- Born: May 15, 1946 Southern Province, Rwanda
- Died: June 1994
- Occupations: Journalist and politician
- Known for: Founded the Rwanda Rushya

= André Kameya =

Rwandan journalist and politician

André Kameya (1946–1994) was a Rwandan journalist and politician. After a period in government service he founded the Rwanda Rushya ("New Rwanda") newspaper, which was critical of the Habyarimana government. He campaigned for democracy and was a prominent member of the Parti Liberal. He was killed in June 1994.

==Biography==
André Kameya was born on 15 May 1946 in Southern Province, Rwanda, (Note: Then Prefecture Butare, Commune Kibayi) the child of Augustin Rubwiriza and Nyirabahakwa Pascasie. Upon finishing primary education at Mugombwa Primary School, he attended the Karubanda Catholic seminary and then continued to Nyakibanda Major Seminary for priesthood training. While in his last year, working in Kabgayi in 1971–72, he was subjected to discrimination that awoke his sense of justice. He started to write articles for the Catholic newspaper Kinyamateka. Discrimination against Tutsi was not uncommon. This brought him to the attention of the internal security services and he was ejected from the seminary under the orders of Kayibanda. This purge instituted by the government saw many Tutsi students ejected from many Catholic seminaries and some killed.

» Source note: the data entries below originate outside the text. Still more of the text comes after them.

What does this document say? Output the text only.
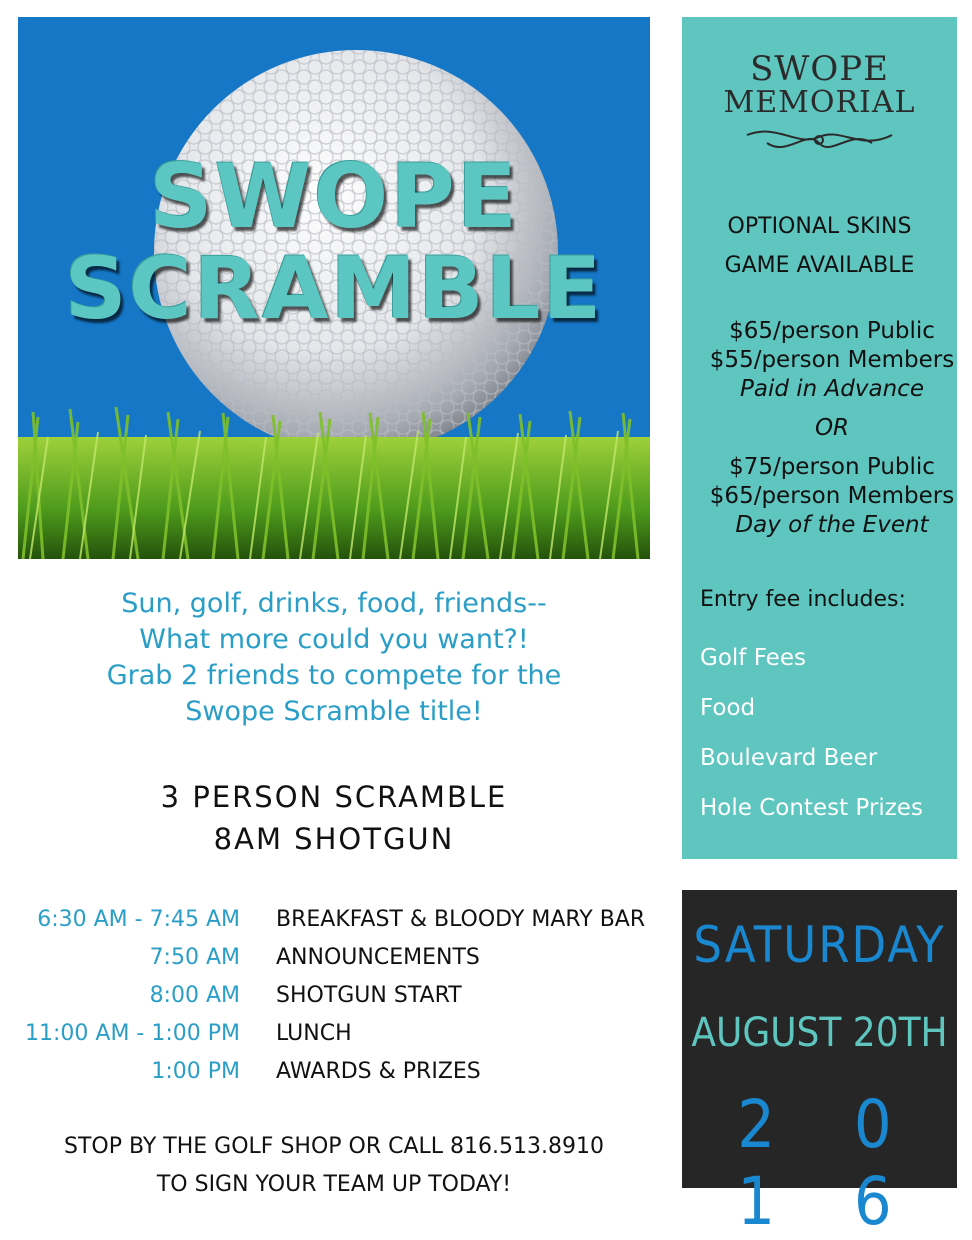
SWOPE
SCRAMBLE
Sun, golf, drinks, food, friends--
What more could you want?!
Grab 2 friends to compete for the
Swope Scramble title!
3 PERSON SCRAMBLE
8AM SHOTGUN
6:30 AM - 7:45 AM	BREAKFAST & BLOODY MARY BAR
7:50 AM	ANNOUNCEMENTS
8:00 AM	SHOTGUN START
11:00 AM - 1:00 PM	LUNCH
1:00 PM	AWARDS & PRIZES
STOP BY THE GOLF SHOP OR CALL 816.513.8910
TO SIGN YOUR TEAM UP TODAY!
SWOPE
MEMORIAL
OPTIONAL SKINS
GAME AVAILABLE
$65/person Public
$55/person Members
Paid in Advance
OR
$75/person Public
$65/person Members
Day of the Event
Entry fee includes:
Golf Fees
Food
Boulevard Beer
Hole Contest Prizes
SATURDAY
AUGUST 20TH
2 0 1 6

Like many Tutsis, he took the road to exile in 1972 and returned to Rwanda in 1974. He subsequently worked for Kinyamateka, the newspaper published by the Catholic Church. in 1981, he moved to Rwandan Office of Information (ORINFOR), working on La Releve, the government's French language newspaper. Following training in law in 1984 he moved to the ministry of justice (MINIJUST), where he was the editor of the ministry journal.

After a few years in the ministry of justice, he moved to the ministry of scientific research and culture (MINESUPRES) until his resignation from public service in 1991 to start his own weekly newspaper, Rwanda Rushya ("New Rwanda"), which was critical of the government of Juvénal Habyarimana. He was among the 33 intellectuals who signed a petition to the then president Juvenal Habyarimana for the introduction of democracy and a multiparty system.

At the time when the government was fighting the Rwandan Patriotic Front (RPF), he is credited to have traveled to Byumba in the RPF zone via Kampala and met the RPF leaders Alexis Kanyarengwe and Paul Kagame for interviews. Upon his return he published the first ever article inside Rwanda - called "U Rwanda mu Rundi" (Rwanda inside Rwanda) - to comment on the objectives of the RPF and the legitimacy of their war. He was subsequently jailed for this.

The government was then depicting RPF as a bunch of Ugandan foreigners who were mounting a campaign of aggression towards Rwanda. Rwanda Rushya at times was published bi-monthly and managed to reach 3000 copies per month. Kameya was also a founding member and Secretary-General of the Parti Liberal and was in charge of the Information Commission and editor of the party's journal that came out a few times.

Kameya was killed in June 1994. His wife, Suzanne Nyiramuruta, was also killed along with their daughter in April 1994. Among many controversies surrounding his death, Olivier, Kameya's eldest son, has consistently accused the then Parish Father Wenceslas Munyeshyaka of responsibility for delivering him to the killers under the orders of Tharcisse Renzaho which were carried out by Odette Nyirabagenzi. He is buried together with other assassinated politicians at Rebero, Kicukiro District.